Trois nanas, deux Vestes Grises et une PMF en uniforme (comme quoi, la police magique fédérale a beau dire qu'elle lutte contre l'Ordre, il y en a qui ne jouent pas le jeu) ont pris Kímon pour cible, d'abord sur des détails (le mandater, lui, pour apporter un verre, renverser à dessein de la nourriture au sol, etc.), puis plus méchamment : à le bousculer, à l'insulter.

Les ordres sont assez clairs concernant les clients : quoi qu'ils fassent, les laisser faire. Ils ont tous les droits. Donc j'observais sans réagir, car je savais que ça nous causerait plus d'emmerdes qu'autre chose, si j'intervenais. J'ai rongé mon frein jusqu'à ce que l'un des trois le gifle assez fort pour l'envoyer au sol. Quand Kímon s'est relevé, la pommette fendue, il a jeté un regard vers moi et j'ai compris qu'il m'appelait à l'aide.

Autant dire que j'ai perdu mon calme.

D'un coup, tout le monde a oublié Kímon. On m'a plaqué face contre terre, les deux bras attachés dans le dos. Je crois qu'on aurait pu me tuer sur le coup si la Vieille Naine en personne n'était pas intervenue.

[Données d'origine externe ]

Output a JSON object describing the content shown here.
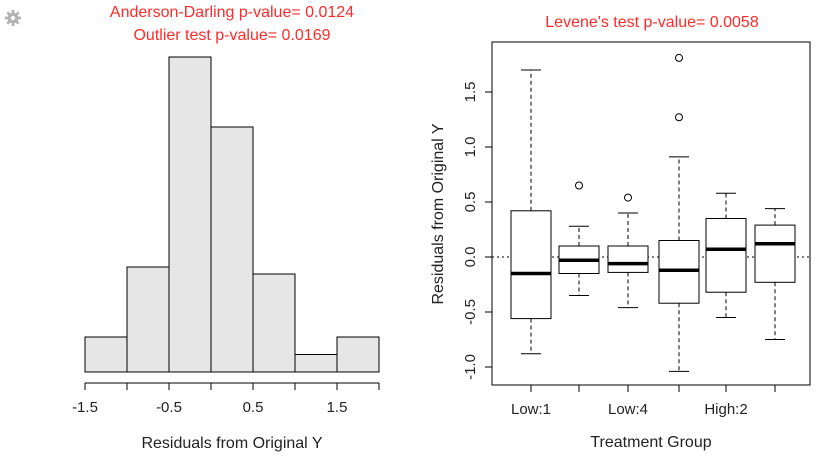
{
  "icons": {
    "settings": "gear-icon"
  },
  "colors": {
    "title": "#ff2a2a",
    "bar_fill": "#e6e6e6",
    "stroke": "#000000"
  },
  "chart_data": [
    {
      "type": "bar",
      "subtype": "histogram",
      "title_lines": [
        "Anderson-Darling p-value= 0.0124",
        "Outlier test p-value= 0.0169"
      ],
      "xlabel": "Residuals from Original Y",
      "ylabel": "",
      "xlim": [
        -1.5,
        2.0
      ],
      "bins": [
        {
          "from": -1.5,
          "to": -1.0,
          "height": 1
        },
        {
          "from": -1.0,
          "to": -0.5,
          "height": 3
        },
        {
          "from": -0.5,
          "to": 0.0,
          "height": 9
        },
        {
          "from": 0.0,
          "to": 0.5,
          "height": 7
        },
        {
          "from": 0.5,
          "to": 1.0,
          "height": 2.8
        },
        {
          "from": 1.0,
          "to": 1.5,
          "height": 0.5
        },
        {
          "from": 1.5,
          "to": 2.0,
          "height": 1
        }
      ],
      "x_ticks": [
        -1.5,
        -1.0,
        -0.5,
        0.0,
        0.5,
        1.0,
        1.5,
        2.0
      ],
      "x_tick_labels": [
        "-1.5",
        "",
        "-0.5",
        "",
        "0.5",
        "",
        "1.5",
        ""
      ]
    },
    {
      "type": "boxplot",
      "title": "Levene's test p-value= 0.0058",
      "xlabel": "Treatment Group",
      "ylabel": "Residuals from Original Y",
      "ylim": [
        -1.05,
        1.85
      ],
      "y_ticks": [
        -1.0,
        -0.5,
        0.0,
        0.5,
        1.0,
        1.5
      ],
      "y_tick_labels": [
        "-1.0",
        "-0.5",
        "0.0",
        "0.5",
        "1.0",
        "1.5"
      ],
      "reference_line": 0.0,
      "x_tick_labels": [
        "Low:1",
        "",
        "Low:4",
        "",
        "High:2",
        ""
      ],
      "groups": [
        {
          "whisker_low": -0.88,
          "q1": -0.56,
          "median": -0.15,
          "q3": 0.42,
          "whisker_high": 1.7,
          "outliers": []
        },
        {
          "whisker_low": -0.35,
          "q1": -0.15,
          "median": -0.03,
          "q3": 0.1,
          "whisker_high": 0.28,
          "outliers": [
            0.65
          ]
        },
        {
          "whisker_low": -0.46,
          "q1": -0.14,
          "median": -0.06,
          "q3": 0.1,
          "whisker_high": 0.4,
          "outliers": [
            0.54
          ]
        },
        {
          "whisker_low": -1.04,
          "q1": -0.42,
          "median": -0.12,
          "q3": 0.15,
          "whisker_high": 0.91,
          "outliers": [
            1.27,
            1.81
          ]
        },
        {
          "whisker_low": -0.55,
          "q1": -0.32,
          "median": 0.07,
          "q3": 0.35,
          "whisker_high": 0.58,
          "outliers": []
        },
        {
          "whisker_low": -0.75,
          "q1": -0.23,
          "median": 0.12,
          "q3": 0.29,
          "whisker_high": 0.44,
          "outliers": []
        }
      ]
    }
  ]
}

Ça se passait dans un coin de la pièce, un peu à la dérobée, pourtant le cri de la sorcière, quand je l'ai frappée, a ameuté toute l'assistance. La Vieille Naine a vu tout de suite que Kímon était mal en point. Elle a ordonné aux deux autres de me lâcher, puis elle les a engueulées, elles, quant à l'état dans lequel elles avaient mis son webster. Elles ont essayé de se défendre, mais la patronne a plus d'autorité que n'importe qui, peut-être même que Leuthar. Les Vestes Grises se la sont fermée et, quand l'une d'entre elles a tenté d'obtenir réparation — comprendre me punir pour avoir osé porter un coup à sa collègue — , la Naine a répliqué que j'avais fait que mon devoir en protégeant sa propriété.

J'en tremble encore de rage. Pourtant, aussi dégueulasse que soient ses arguments et sa logique, la Naine, ce soir-là, nous a sauvé la mise.

Ça ne l'a pas empêchée de me prendre à part pour me faire la morale — j'en menais pas large — et de me sucrer ma paie. Tant qu'à faire.